Lind Outlines Complexities of Collapse

[imText1]Dr. Jennifer Lind of Dartmouth College brought home the nature of the challenges posed by securing a collapsing North Korea in a seminar hosted this lunchtime by the Asan Institute for Policy Studies in Seoul.

Titled ‘The Collapse of North Korea: Military Missions and Requirements’, Dr. Lind explained why even the most benign, optimistic form of North Korean collapse would present massive challenges to South Korea, the U.S. and the wider international community in terms of things like force requirements, coordination with the local population, and dealing with China’s dissenting views.

“There have been many issues and missions regarding the North Korean collapse issue the past few years” she said, “I wanted to focus rather on narrowing the questions down.”

Lind believes that potential problems after a North Korean collapse should be categorized into four major sections: ▲ nuclear weapons; ▲ humanitarian disasters; ▲ refugee flows; and ▲ insurgency/civil war.

She underscored, “Multiple powerful military and state leaders will claim to rule, competing with one another for resources. The North Koreans who have this oppositional feeling towards South Korea and the U.S. would be fighting to escape and there would be a large number of people on the move near the border.”

“Loose nukes need to be located and seized, and we need to secure the WMD problems that might trigger.”

Basing her analysis on established figures for peacekeeper requirements in similar circumstances, Lind speculated that it might require around 400,000 peacekeepers to secure a relatively docile, welcoming North Korean populace and military.
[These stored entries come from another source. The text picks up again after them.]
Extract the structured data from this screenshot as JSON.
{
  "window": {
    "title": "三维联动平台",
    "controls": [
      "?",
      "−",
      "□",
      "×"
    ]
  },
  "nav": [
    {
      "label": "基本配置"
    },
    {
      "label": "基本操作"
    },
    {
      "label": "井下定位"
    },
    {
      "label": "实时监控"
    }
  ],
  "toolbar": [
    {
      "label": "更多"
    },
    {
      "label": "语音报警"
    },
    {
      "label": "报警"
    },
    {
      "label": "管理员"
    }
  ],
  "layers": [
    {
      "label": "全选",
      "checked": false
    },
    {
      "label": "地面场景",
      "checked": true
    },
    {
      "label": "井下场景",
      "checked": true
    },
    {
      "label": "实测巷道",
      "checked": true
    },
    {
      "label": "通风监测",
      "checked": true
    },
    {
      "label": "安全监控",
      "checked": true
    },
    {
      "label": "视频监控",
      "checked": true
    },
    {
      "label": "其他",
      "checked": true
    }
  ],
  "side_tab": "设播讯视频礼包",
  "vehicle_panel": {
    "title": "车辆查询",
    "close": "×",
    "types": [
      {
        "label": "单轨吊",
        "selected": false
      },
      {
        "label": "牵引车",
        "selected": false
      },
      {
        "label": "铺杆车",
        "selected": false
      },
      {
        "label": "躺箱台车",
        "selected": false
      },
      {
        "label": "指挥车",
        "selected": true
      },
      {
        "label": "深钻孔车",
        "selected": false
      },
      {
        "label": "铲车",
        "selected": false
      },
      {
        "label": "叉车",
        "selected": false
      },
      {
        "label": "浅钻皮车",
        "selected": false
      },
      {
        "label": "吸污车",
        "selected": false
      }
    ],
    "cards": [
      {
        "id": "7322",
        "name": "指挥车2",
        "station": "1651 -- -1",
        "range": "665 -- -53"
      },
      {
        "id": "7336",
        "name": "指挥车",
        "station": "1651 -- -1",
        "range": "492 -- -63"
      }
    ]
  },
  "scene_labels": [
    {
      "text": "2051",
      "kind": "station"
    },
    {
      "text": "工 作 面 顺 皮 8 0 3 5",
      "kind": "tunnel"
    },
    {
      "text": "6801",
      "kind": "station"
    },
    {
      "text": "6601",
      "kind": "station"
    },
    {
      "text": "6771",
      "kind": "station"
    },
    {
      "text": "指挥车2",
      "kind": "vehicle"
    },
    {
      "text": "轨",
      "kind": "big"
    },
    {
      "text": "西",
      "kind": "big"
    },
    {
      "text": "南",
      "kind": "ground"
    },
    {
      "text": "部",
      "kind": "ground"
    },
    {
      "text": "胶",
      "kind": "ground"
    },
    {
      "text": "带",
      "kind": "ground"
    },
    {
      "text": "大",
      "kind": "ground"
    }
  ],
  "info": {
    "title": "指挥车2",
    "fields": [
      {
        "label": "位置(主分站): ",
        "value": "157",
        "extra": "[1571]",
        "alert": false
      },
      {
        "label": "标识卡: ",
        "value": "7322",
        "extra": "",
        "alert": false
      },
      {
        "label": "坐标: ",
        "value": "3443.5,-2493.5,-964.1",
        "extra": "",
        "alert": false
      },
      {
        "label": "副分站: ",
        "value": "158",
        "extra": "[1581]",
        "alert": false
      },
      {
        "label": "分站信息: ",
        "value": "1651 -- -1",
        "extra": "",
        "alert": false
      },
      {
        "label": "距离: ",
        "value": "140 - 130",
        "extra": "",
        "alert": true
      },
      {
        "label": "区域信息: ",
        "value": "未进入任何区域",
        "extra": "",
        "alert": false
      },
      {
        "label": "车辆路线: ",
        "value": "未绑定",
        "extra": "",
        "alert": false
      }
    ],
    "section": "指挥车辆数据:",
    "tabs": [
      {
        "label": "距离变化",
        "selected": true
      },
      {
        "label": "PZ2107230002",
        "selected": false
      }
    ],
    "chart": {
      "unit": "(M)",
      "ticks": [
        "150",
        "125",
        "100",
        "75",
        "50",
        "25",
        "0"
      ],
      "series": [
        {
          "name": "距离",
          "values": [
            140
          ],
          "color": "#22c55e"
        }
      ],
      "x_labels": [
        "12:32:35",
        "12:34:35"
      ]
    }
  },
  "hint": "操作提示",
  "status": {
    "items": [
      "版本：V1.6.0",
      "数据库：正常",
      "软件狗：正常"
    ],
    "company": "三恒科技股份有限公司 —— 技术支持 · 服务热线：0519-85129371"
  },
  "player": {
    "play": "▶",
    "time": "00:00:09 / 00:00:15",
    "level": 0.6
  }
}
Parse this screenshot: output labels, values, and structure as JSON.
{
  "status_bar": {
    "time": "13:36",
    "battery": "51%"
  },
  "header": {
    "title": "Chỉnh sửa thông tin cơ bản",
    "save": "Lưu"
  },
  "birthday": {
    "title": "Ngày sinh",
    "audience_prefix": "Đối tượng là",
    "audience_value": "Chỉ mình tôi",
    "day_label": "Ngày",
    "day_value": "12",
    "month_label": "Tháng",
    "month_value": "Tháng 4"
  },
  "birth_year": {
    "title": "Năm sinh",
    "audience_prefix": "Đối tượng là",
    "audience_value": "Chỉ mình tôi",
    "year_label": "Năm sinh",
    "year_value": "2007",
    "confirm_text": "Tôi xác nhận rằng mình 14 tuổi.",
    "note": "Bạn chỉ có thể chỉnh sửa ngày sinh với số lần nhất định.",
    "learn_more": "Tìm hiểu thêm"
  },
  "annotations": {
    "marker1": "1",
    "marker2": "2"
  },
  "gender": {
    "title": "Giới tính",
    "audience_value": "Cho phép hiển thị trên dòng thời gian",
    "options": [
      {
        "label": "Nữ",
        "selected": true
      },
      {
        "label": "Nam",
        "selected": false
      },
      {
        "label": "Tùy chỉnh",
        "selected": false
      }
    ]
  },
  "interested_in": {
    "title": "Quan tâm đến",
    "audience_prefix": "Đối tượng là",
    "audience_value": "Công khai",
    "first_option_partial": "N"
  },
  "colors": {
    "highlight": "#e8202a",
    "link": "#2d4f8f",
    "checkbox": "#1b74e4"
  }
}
“Put aside who these soldiers are; we are counting noses in a very generic sense of how many troops it require to stabilize Korea,” she said, “We need the military, especially the Military Police, to be spread out in the population to establish a presence.”

This, she pointed out, is not easy, saying, “It takes a great deal of diplomatic effort with the involved parties; Beijing, Seoul, Russia or whoever gets involved, to know what the rules of engagement are and what the peacekeepers can do . It will require a lot of time to figure all this out logistically.”

Meanwhile, she added, the biggest problem today is that there is not enough planning going on, and certainly not enough coordination with China, which still prefers not to discuss the issue.

“China isn’t listening,” she said. “But I hope that if I say it often enough they might at least agree to have a conference or something.”